作者：Jason T. Weiss、John C. Dawson、Craig Fraser、Witold Rybski、Carmen Torres-Sánchez、Mark Bradley、E. Elizabeth Patton、Neil O. Carragher、Asier Unciti-Broceta

DOI：10.1021/jm500531z

日期：2014.6.26

Bioorthogonal chemistry has become one of the main driving forces in current chemical biology, inspiring the search for novel biocompatible chemospecific reactions for the past decade.
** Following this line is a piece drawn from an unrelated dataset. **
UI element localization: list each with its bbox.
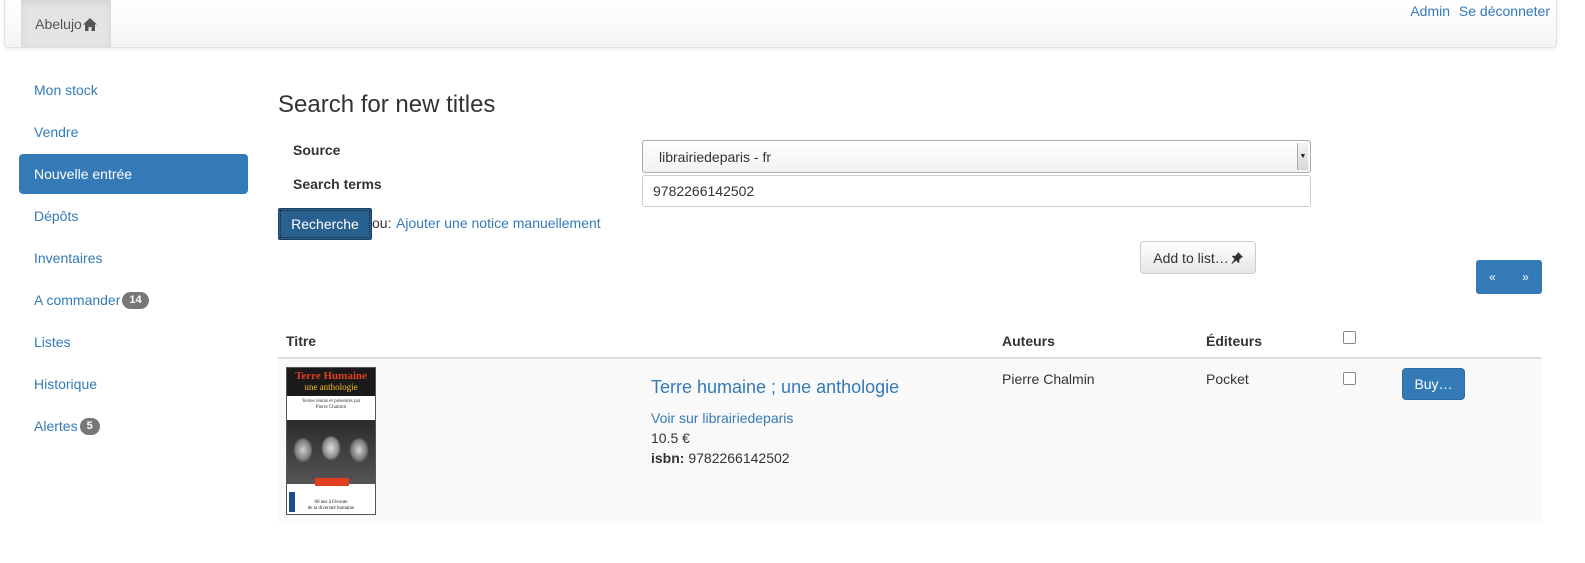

Alongside the well-established labeling strategies that originated the bioorthogonal paradigm, we have recently proposed the use of heterogeneous palladium chemistry and bioorthogonal Pd(0)-labile prodrugs to develop spatially targeted therapies. Herein, we report the generation of biologically inert precursors of cytotoxic gemcitabine by introducing Pd(0)-cleavable groups in positions that are mechanistically relevant for gemcitabine's pharmacological activity. Cell viability studies in pancreatic cancer cells showed that carbamate functionalization of the 4-amino group of gemcitabine significantly reduced (>23-fold) the prodrugs' cytotoxicity. The N-propargyloxycarbonyl (N-Poc) promoiety displayed the highest sensitivity to heterogeneous palladium catalysis under biocompatible conditions, with a reaction half-life of less than 6 h. Zebrafish studies with allyl, propargyl, and benzyl carbamate-protected rhodamines confirmed N-Poc as the most suitable masking group for implementing in vivo bioorthogonal organometallic chemistry.